I love a good story. If you’ve read my blog for any amount of time you’ve probably already picked up on that. Recently I’ve discovered a new (to me) genre of storytelling that I find just delightful. Memoirs are nothing new, in fact they may be the oldest form of storytelling there is, but I’ve noticed a new trend where a writer reflects on a specific time frame, usually a year, or a certain event in their life. Often there is some sort of challenge attached – My Year of…fill in the blank. I am fascinated by these kinds of stories, even if I would never attempt to live like they do, because it’s just so interesting to read how others live their actual lives. If you think you’d like to give this genre a try, here are a few memoirs to get you started:
- The Happiness Project by Gretchen Rubin
- Rubin is a master researcher and data collector, and she presents her findings in story-form. I read her book Better than Before which was about habit formation, and found it so applicable, I was eager to pick up this earlier work. The Happiness Project is just what it sounds like. Rubin takes a year to put her research on happiness into practice by applying everything she’s learned to her own life. She tackles a different area each month, such as marriage, parenting, work, fun, etc. It’s so interesting to read how applying all her heavy research actually makes her happier. Or not. Because not everything works. Since I am trying to be more intentional about staying present in the day to day and truly owning my life, rather than searching for distraction from it, I found Gretchen’s experiences to be very compelling.
- Roots and Sky by Christie PurifoyIn this gentle, poetic memoir Purifoy tells the story of her family’s first year of living in a centuries-old farmhouse. They wanted to build a simpler life and dreamed of connecting more with nature and their neighbors. Christie is so vulnerable and transparent as she describes returning from working abroad as missionaries, her struggle with infertility and postpartum depression, and what happens when your dream coming true doesn’t exactly feel like you thought it would. Her story struck many familiar chords in my heart, and I loved how she fit her tale to the rhythm of the seasons. It was also fun living vicariously through her in a creaky old farmhouse, but not actually having to do all the work associated with such a huge project. 😉
- A Circle of Quiet by Madeline L’Ingle
I am very familiar with L’Ingle’s fiction writing but I hadn’t heard of this memoir until Anne recommended it on her blog Modern Mrs. Darcy. This glimpse into the mental process and raw, real feelings of a master writer was absolutely fascinating. L’Ingle tells the story of moving from Manhattan to a tiny town and huge old house (I’m seeing a pattern here) where her husband gives up his successful career in theater to run the town grocery store. (!!) She relates the heartbreak of having her story rejected (A Wrinkle in Time was sent back for years before a publisher finally took a chance on it) and describes a bit of what it’s like to be a writer of her caliber and run in high-brow literary circles (it’s not exactly what you’d think). She even relates her spiritual struggles and doubts, but how she just can’t give up on her faith. It felt like such a privilege to see inside her private world, and though in some places it got a bit esoteric and convoluted, in the end I felt a little bit like Madeline and I could be friends.
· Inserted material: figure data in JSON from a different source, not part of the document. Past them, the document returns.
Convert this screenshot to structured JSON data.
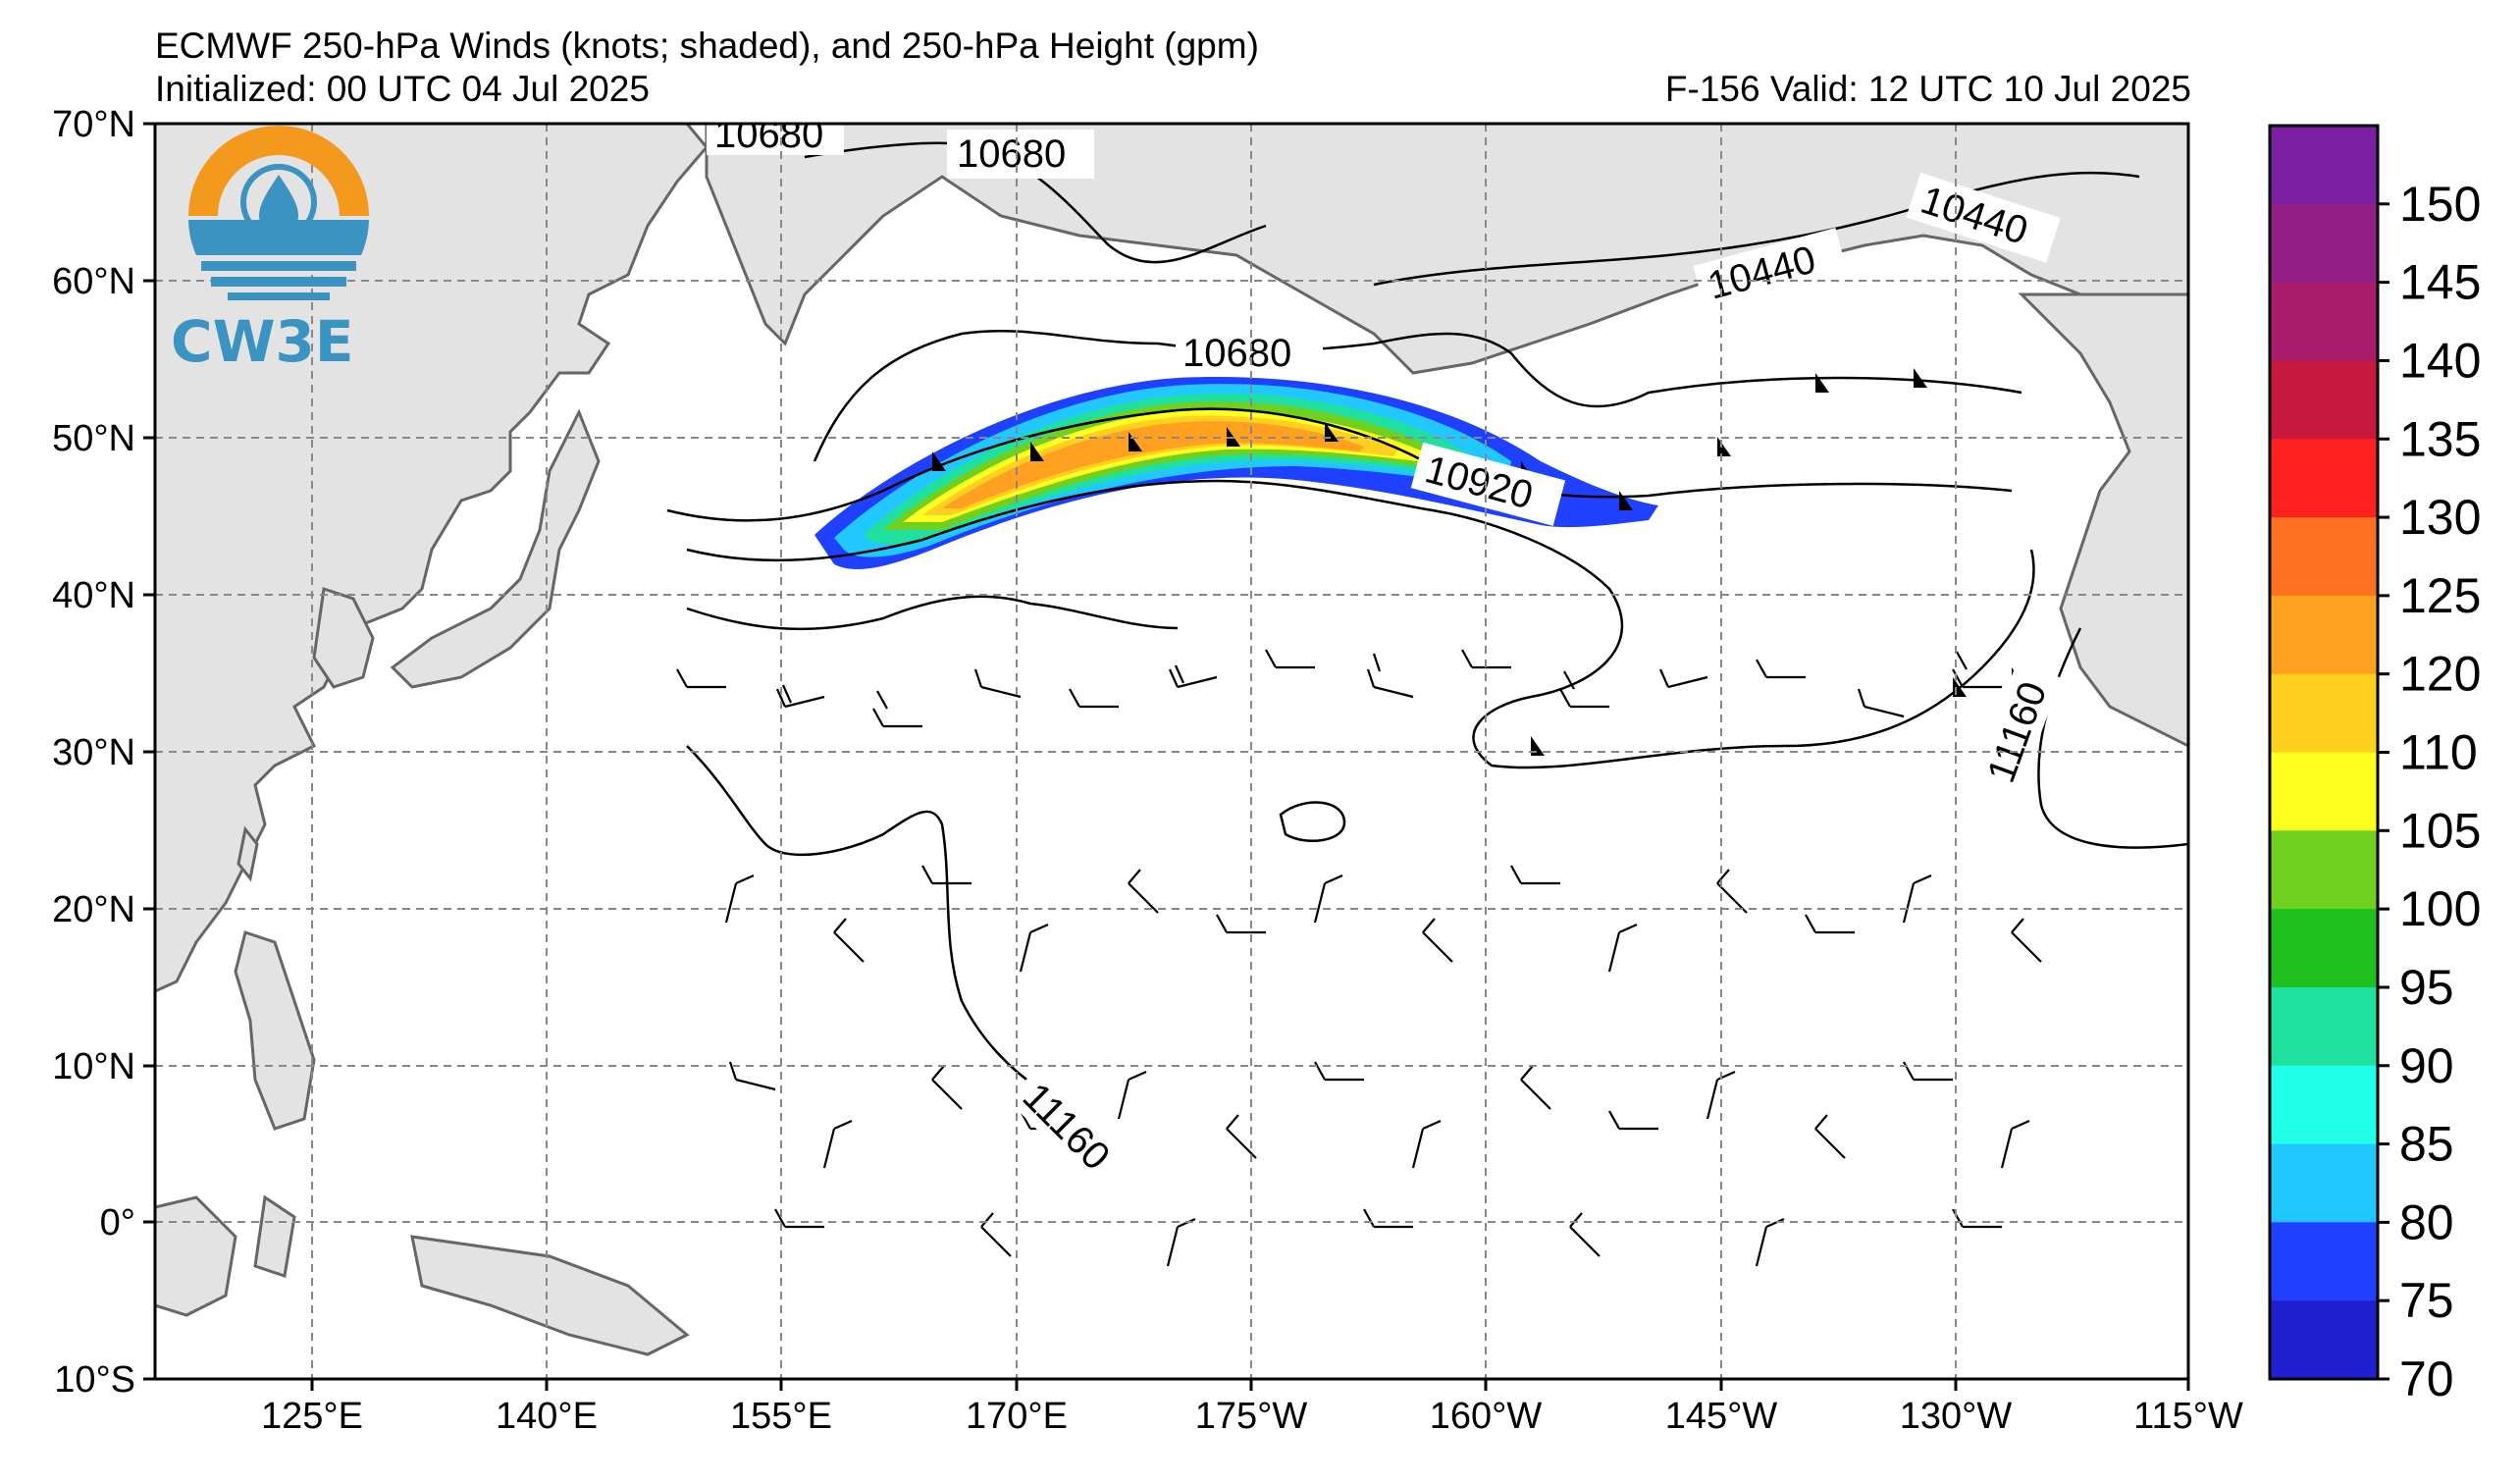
{
  "header": {
    "title": "ECMWF 250-hPa Winds (knots; shaded), and 250-hPa Height (gpm)",
    "initialized": "Initialized: 00 UTC 04 Jul 2025",
    "valid": "F-156  Valid: 12 UTC 10 Jul 2025"
  },
  "logo": {
    "text": "CW3E",
    "colors": {
      "sun": "#f39a1e",
      "water": "#3a93c0"
    }
  },
  "map": {
    "lat_labels": [
      "70°N",
      "60°N",
      "50°N",
      "40°N",
      "30°N",
      "20°N",
      "10°N",
      "0°",
      "10°S"
    ],
    "lon_labels": [
      "125°E",
      "140°E",
      "155°E",
      "170°E",
      "175°W",
      "160°W",
      "145°W",
      "130°W",
      "115°W"
    ],
    "land_color": "#e3e3e3",
    "coast_color": "#666666",
    "grid_style": "dashed gray"
  },
  "height_contours": {
    "labels": [
      "10680",
      "10680",
      "10680",
      "10440",
      "10440",
      "10920",
      "11160",
      "11160"
    ]
  },
  "colorbar": {
    "labels": [
      "150",
      "145",
      "140",
      "135",
      "130",
      "125",
      "120",
      "110",
      "105",
      "100",
      "95",
      "90",
      "85",
      "80",
      "75",
      "70"
    ],
    "colors": [
      "#7a1fa2",
      "#931e86",
      "#a91c6c",
      "#c81a40",
      "#ff2020",
      "#ff7020",
      "#ffa020",
      "#ffd020",
      "#ffff20",
      "#70d020",
      "#20c020",
      "#20e0a0",
      "#20ffe8",
      "#20c8ff",
      "#2040ff",
      "#2020d0"
    ]
  },
  "jet_colors": {
    "outer": "#2040ff",
    "cyan": "#20c8ff",
    "teal": "#20e0a0",
    "green": "#20c020",
    "lime": "#70d020",
    "yellow": "#ffff20",
    "gold": "#ffd020",
    "orange": "#ffa020",
    "deep": "#ff7020"
  }
}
What Falls from the Sky by Esther EmeryThis definitely fits under the “year challenge” category. Emery chronicles her almost spur of the moment decision to go for a year without using the internet. What she learned was completely unexpected, both to her and to me as the reader. Emery had been on the fast track to the top of her field when she went off the road both literally and figuratively and was forced to re-evaluate her entire existence. She speaks of brokenness and healing in her marriage and motherhood, and how giving up the internet led her eventually to reclaim the faith she had lost in childhood. Although some of her conclusions were pretty radical, I definitely resonated with wanting to pull back from being so influenced by the on-line world. This story is challenging and thought-provoking, and prompts a necessary conversation as we become more and more immersed in this digital age.
- Talking as Fast as I Can by Lauren GrahamLet’s end on a lighter note. If you are a Gilmore Girls fan you already recognize the author as the actress who played Lorelei, the mother in the mother/daughter duo. In this memoir she recounts what it was like to start out as an actress, how she landed the role she felt she was made to play, what happened when the series ended without its’ creator and writing team, and what it was like to revisit the character she had loved and played so well. I’m a total GG junky, having watched the show back when we had to wait a week between episodes and months between seasons! I binged my favorite episodes before the four-part sequel came out, then two of my girlfriends and I had the ultimate watch party and finished all four parts in one sitting. I had some mixed feelings about the sequel, but on the whole it was so delightful to watch the characters that I had know for years as though their lives as moved on just as mine had. This story was a wonderful companion to my Gilmore Girls fandom, but even if you’re not a GG fan, Graham is a surprisingly fun and interesting writer that is worth reading.
You’re turn! Have you read any memoirs or “my year of” books that you think I’d enjoy? Please share!